Beheer en onderhoud Data Center Services 163.400 152.400 155.700 152.700
Regulier Beheer en Onderhoud 162.200 185.200 186.200 206.200
Subtotaal 325.600 337.600 341.900 358.900
Projecten Wetgeving 33.900 31.600 47.000 45.500
Modernisering 61.800 64.600 80.400 74.800
Vernieuwing 57.300 72.100 93.300 81.500
Subtotaal 153.000 168.300 220.700 201.800
Jaaraanpassingen 55.500 41.400 32.600 29.700
Totaal 534.100 547.300 595.200 590.400

Onderdeel van beheer en onderhoud zijn de activiteiten voor het Datacenter van de Belastingdienst, de printstraat, regulier lifecycle-management en het bewaken van de digitale veiligheid in het Security Operations Center (SOC). Dit zijn essentiële onderdelen die nodig zijn om de ICT en daarmee de Belastingdienst te laten functioneren. Daarnaast zijn beheer en onderhoud enkele tijdelijke maatregelingen opgevangen.

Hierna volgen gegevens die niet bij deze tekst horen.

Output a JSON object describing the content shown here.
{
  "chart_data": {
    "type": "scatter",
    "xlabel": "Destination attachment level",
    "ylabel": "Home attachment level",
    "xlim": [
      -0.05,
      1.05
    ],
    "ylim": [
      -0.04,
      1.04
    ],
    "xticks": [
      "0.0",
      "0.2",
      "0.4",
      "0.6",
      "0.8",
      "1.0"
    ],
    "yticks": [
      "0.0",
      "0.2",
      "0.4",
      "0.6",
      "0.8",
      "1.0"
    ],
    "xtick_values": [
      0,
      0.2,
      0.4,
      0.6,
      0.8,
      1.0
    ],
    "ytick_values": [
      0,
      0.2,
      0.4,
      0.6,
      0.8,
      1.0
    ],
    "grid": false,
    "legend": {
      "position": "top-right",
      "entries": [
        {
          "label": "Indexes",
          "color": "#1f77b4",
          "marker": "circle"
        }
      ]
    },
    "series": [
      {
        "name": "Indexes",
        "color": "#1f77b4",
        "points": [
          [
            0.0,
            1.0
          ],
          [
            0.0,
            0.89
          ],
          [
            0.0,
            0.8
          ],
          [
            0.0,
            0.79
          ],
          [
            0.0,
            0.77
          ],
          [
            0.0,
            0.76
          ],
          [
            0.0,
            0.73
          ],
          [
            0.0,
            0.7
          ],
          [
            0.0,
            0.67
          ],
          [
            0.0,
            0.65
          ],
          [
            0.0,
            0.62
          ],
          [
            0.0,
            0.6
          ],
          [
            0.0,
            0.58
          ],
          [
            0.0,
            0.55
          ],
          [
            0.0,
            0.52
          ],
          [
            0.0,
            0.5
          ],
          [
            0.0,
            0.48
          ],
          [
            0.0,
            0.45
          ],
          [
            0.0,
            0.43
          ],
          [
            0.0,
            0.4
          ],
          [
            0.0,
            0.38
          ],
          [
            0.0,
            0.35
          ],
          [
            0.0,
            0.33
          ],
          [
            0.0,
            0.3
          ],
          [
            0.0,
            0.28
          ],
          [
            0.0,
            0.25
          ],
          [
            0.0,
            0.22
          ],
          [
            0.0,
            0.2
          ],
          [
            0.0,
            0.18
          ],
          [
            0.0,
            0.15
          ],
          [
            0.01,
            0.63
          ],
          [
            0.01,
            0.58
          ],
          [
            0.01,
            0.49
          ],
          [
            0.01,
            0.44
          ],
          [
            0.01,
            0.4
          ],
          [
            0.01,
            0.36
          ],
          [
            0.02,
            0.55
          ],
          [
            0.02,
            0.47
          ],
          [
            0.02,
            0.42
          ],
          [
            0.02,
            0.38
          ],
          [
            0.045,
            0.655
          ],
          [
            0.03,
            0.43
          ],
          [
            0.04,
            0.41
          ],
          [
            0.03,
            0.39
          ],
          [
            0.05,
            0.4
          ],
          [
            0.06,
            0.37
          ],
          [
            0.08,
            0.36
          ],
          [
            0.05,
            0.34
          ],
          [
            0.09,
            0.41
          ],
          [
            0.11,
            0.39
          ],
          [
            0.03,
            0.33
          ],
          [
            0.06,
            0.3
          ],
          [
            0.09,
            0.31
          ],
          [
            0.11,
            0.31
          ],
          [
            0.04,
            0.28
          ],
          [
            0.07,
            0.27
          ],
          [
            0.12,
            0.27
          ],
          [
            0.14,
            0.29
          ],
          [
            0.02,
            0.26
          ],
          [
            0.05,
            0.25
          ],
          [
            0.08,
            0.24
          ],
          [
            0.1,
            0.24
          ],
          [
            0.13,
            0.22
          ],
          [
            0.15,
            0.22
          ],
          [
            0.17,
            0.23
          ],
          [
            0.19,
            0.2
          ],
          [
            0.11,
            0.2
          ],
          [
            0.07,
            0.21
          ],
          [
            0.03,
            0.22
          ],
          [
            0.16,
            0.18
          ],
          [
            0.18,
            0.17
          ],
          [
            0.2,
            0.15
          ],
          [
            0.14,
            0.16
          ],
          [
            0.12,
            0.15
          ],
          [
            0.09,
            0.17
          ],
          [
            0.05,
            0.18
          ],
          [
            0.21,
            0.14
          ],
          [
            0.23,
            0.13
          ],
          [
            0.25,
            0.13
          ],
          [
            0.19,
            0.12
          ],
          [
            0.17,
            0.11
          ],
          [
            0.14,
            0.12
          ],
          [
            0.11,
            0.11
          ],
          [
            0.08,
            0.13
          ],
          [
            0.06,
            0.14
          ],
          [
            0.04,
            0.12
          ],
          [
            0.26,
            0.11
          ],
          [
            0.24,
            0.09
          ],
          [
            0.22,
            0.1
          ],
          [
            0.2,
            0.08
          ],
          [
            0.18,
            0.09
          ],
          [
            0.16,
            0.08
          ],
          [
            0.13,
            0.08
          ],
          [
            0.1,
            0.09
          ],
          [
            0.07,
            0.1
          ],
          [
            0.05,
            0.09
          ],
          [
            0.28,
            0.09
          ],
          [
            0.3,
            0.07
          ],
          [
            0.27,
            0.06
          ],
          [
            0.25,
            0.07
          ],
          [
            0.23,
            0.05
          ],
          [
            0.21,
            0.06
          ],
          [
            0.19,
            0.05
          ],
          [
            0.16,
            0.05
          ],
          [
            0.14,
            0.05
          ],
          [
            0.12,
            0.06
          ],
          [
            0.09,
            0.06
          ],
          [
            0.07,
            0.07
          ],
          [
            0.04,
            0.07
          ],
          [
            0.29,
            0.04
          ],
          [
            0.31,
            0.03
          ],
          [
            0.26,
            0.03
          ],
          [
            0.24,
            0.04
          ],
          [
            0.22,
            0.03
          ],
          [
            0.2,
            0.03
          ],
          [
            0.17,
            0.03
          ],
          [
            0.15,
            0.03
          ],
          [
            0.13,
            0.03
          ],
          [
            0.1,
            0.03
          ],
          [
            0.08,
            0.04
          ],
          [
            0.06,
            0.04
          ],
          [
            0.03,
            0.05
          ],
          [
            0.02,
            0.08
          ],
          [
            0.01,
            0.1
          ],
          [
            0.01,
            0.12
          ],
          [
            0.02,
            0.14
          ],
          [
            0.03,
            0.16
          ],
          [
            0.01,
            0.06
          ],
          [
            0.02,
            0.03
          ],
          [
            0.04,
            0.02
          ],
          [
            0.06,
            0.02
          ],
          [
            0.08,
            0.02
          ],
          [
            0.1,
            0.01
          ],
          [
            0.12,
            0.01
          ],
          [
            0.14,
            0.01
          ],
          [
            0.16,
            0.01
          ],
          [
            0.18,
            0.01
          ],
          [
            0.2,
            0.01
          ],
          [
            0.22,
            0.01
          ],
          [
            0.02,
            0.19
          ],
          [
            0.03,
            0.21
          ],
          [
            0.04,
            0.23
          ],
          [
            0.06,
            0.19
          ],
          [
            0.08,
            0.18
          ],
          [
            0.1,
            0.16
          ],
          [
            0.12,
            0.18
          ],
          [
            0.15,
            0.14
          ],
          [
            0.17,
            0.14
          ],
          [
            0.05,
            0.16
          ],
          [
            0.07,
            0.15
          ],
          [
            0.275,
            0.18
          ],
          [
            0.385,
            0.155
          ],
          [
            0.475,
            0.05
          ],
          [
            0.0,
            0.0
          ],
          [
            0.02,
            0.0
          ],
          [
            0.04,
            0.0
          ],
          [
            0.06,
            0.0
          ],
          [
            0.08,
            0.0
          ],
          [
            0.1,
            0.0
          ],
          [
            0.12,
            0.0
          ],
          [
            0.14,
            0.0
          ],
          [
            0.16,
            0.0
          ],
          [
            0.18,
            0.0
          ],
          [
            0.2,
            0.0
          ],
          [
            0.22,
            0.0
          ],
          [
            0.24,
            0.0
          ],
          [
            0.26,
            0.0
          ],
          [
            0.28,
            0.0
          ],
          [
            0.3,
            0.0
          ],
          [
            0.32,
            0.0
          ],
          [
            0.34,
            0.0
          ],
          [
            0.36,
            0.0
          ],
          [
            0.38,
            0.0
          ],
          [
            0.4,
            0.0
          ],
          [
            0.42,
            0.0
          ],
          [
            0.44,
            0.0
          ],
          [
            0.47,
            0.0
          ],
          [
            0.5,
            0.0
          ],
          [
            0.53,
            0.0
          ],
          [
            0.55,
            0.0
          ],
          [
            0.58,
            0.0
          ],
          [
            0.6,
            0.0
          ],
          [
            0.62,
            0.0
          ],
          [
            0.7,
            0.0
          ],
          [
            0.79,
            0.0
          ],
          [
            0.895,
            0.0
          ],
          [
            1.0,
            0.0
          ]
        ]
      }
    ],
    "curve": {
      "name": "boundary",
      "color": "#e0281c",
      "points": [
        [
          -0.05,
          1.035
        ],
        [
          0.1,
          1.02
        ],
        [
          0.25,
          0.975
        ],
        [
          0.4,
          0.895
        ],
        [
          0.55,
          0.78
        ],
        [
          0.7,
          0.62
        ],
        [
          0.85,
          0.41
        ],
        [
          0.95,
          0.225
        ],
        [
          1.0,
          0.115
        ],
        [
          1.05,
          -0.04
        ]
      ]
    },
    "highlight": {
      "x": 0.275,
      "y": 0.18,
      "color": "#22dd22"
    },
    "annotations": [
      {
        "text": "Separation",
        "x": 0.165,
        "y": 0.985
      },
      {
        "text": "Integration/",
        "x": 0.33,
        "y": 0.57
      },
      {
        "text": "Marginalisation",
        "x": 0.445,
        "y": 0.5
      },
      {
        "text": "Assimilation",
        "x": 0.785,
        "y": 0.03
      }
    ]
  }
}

g. Verbetering ICT-productiviteit

Bij ICT-productiviteit gaat het om de hoeveelheid uren die nodig zijn om een bepaald ICT-product te leveren. Die productiviteit staat onder druk. Dit is onder andere een gevolg van het verloop van ervaren medewerkers en de werving van relatief onervaren en nieuwe medewerkers, waardoor veel tijd is besteed aan het inwerken van die nieuwe medewerkers. Ook zijn medewerkers vaak gespecialiseerd in één soort wetgeving, belastingtype of programmeertaal, waardoor zij niet automatisch voor een andere keten ingezet kunnen worden.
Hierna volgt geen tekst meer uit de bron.